Jener Amokfahrer, der am Samstagnachmittag mit einem Kleintransporter in einen Gastgarten in Münster gerast ist und dabei zwei Menschen getötet, mehr als 20 zum Teil schwer verletzt und danach sich selbst gerichtet hat, lässt für seine Tat viele Fragen offen: Weshalb mussten unschuldige Menschen sterben? Jetzt wurde ein Abschiedsbrief des Mannes publik, in dem der Todeslenker auf 92 Seiten erklärt, was ihn zu seiner Tat getrieben hat.

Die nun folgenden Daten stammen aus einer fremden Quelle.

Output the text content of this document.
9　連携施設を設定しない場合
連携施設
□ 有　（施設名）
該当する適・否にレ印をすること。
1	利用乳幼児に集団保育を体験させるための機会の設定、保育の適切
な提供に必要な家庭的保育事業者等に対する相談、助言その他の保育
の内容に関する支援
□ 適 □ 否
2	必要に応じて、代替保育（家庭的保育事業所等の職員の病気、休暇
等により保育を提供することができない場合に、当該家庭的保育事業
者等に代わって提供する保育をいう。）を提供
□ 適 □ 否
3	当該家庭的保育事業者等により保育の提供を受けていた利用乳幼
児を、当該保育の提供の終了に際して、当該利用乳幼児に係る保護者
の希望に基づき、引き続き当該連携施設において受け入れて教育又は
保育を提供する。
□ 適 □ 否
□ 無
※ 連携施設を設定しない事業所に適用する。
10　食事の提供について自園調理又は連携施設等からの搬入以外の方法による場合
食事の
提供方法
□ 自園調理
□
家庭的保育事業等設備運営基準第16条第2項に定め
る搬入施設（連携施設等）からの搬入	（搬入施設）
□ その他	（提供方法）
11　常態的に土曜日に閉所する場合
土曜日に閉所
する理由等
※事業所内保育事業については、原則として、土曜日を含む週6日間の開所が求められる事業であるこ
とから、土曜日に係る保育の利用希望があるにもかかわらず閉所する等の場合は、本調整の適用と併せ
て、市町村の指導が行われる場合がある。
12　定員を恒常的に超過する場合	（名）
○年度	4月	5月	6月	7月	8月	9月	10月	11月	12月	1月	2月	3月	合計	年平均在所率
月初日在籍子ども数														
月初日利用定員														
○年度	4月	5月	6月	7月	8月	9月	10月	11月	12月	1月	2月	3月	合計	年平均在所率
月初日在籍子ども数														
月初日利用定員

Neun Tage vor seiner Tat hatte Jens R. den 92-seitigen Brief per E-Mail bzw. Post anscheinend wahllos an Bekannte, Familie und Nachbarn verschickt. Laut Berichten der „Bild“ habe sogar eine 81-jährige Rentnerin aus der Umgebung eine Kopie davon bekommen.

Laut dem Brief - ein weiteres Exemplar wurde in seiner Wohnung im sächsischen Pirna gefunden - verdiente der 48-Jährige zwischenzeitlich viel Geld als erfolgreicher Industriedesigner. Unter anderem hatte er eine Lampe entworfen, die sich zeitweise sehr gut verkaufte. Er besaß deshalb für kurze Zeit fünf Autos und mehrere Wohnungen. Als sich seine Lage verschlechterte, gab er anderen die Schuld.

Laut eigenen Angaben habe R. schon als Kind merkwürdige aggressive Ausbrüche gehabt. Den Fehler für sein Verhalten sieht er bei seinen Eltern, die ihn ab seiner Geburt bevormundet, isoliert und jahrzehntelang misshandelt hätten. Wegen der Misshandlungen seiner Eltern sei er impotent geworden. Nie habe er normale Gefühle für Frauen entwickeln oder Geschlechtsverkehr haben können. Später habe er deshalb an der Angst gelitten, dass man ihn für schwul hält.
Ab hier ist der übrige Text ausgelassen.